Russia Skips Payment On
$1.3 Billion Soviet-Era
Debt Instrument
5-15-99
 
 
MOSCOW, May 14 (AFP) - Russia skipped a 1.3 billion dollar (1.2 billion euro) payment on its Soviet-era debt Friday, transferring only interest payments on a raft of obligations to its debt agent.
 
The finance ministry said it had paid 333.63 million dollars to Vnesheconombank to cover interest payments on five debt instruments covering a mixture of Soviet-era and Russian liabilities.
 
However, the ministry failed to make a 1.346 billion dollar payment on principal for MinFin-3, although Vnesheconombank will make a coupon (interest) payment on the obligation.
 
With 1.6 billion dollars of liabilities maturing, May is a peak month for debt repayments.
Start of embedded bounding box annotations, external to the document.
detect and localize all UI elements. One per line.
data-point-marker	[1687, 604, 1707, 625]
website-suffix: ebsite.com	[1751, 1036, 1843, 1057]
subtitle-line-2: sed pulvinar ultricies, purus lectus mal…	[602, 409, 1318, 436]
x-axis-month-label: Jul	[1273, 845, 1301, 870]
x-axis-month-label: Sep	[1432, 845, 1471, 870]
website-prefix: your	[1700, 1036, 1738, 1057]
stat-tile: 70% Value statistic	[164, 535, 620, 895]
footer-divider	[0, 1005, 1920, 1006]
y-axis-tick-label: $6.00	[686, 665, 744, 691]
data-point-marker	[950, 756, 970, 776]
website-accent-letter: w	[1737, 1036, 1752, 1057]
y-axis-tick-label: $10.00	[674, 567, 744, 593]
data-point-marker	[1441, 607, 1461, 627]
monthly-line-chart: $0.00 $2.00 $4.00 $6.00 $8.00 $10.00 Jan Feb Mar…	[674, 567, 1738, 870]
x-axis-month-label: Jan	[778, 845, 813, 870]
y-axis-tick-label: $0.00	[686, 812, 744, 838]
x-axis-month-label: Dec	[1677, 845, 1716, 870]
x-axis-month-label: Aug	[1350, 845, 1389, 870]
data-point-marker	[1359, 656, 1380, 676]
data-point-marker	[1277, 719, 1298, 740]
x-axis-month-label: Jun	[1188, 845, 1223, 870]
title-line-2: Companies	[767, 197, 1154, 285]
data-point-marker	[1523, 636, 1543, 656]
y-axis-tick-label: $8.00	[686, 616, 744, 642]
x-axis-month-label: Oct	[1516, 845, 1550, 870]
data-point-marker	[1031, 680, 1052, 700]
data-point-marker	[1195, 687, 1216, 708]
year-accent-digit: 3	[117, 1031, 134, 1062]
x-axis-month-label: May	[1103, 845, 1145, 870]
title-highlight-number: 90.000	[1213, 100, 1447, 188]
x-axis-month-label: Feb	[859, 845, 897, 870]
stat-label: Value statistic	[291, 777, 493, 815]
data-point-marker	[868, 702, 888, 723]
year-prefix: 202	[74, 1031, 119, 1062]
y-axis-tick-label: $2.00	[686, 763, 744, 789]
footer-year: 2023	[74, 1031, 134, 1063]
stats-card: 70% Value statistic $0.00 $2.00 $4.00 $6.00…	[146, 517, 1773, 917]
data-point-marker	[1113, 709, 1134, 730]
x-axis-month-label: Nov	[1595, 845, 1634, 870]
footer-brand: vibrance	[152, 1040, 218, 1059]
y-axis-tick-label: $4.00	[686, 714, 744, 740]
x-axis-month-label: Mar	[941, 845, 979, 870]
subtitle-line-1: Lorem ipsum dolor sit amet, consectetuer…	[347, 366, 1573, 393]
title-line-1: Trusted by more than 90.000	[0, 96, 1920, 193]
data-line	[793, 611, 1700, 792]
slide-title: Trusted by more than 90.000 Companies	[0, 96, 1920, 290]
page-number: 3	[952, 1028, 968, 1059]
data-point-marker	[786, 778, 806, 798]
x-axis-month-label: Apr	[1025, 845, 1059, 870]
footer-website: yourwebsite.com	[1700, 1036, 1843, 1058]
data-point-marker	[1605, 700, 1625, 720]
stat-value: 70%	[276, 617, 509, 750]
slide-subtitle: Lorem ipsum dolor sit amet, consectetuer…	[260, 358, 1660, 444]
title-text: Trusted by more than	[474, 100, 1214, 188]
A further 2.5 billion dollars are due in June.
 
Conceding it had no hopes of making Friday's payment deadline, the finance ministry last week asked creditors for a six-month grace period in which to reschedule the terms of payment, but negotiations have not yet begun.
 
MinFins are dollar-denominated domestic debt which were issued in 1993 to compensate Russian entities whose hard-currency accounts in state bank Vnesheconombank were frozen when Moscow defaulted on Soviet debt in 1991.
 
While technically domestic debt, the dollar-denominated MinFins are considered part of Russia's external debt, a 141 billion dollar mountain Moscow openly admits it cannot hope to pay without renegotiating the terms.
 
The dismissal of the Russian government Wednesday by President Boris Yeltsin has put on ice Moscow's attempts to unravel its Gordian knot of debt, 17.5 billion dollars of which comes due this year.
 
Moscow has only budgeted repayments of 9.5 billion dollars in the 1999 budget and is struggling to thrash out a rescheduling deal with its long-suffering creditors.
 
They include the International Monetary Fund, which is due 4.6 billion dollars this year and has lent Russia some 20 billion dollars since the collapse of the Soviet Union.
 
The renewed government crisis and political uncertainty surrounding attempts by parliament to impeach President Boris Yeltsin has scuppered a raft of IMF-backed legislation the Fund has demanded in return for credits of 4.5 billion dollars over 18 months.
 
The political turmoil has had a knock-on effect on other financial aid to Russia, notably from the World Bank and Japan.
 
Faced with generalised default on its liabilities, Moscow has vowed to make payments on Russian liabilities while running up arrears on Soviet-era debt in the hope of nailing down a rescheduling agreement.
 
The strategy forms a key plank of its talks with the Paris and London Clubs of sovereign and commercial creditors, with whom the authorities are locked in difficult negotiations.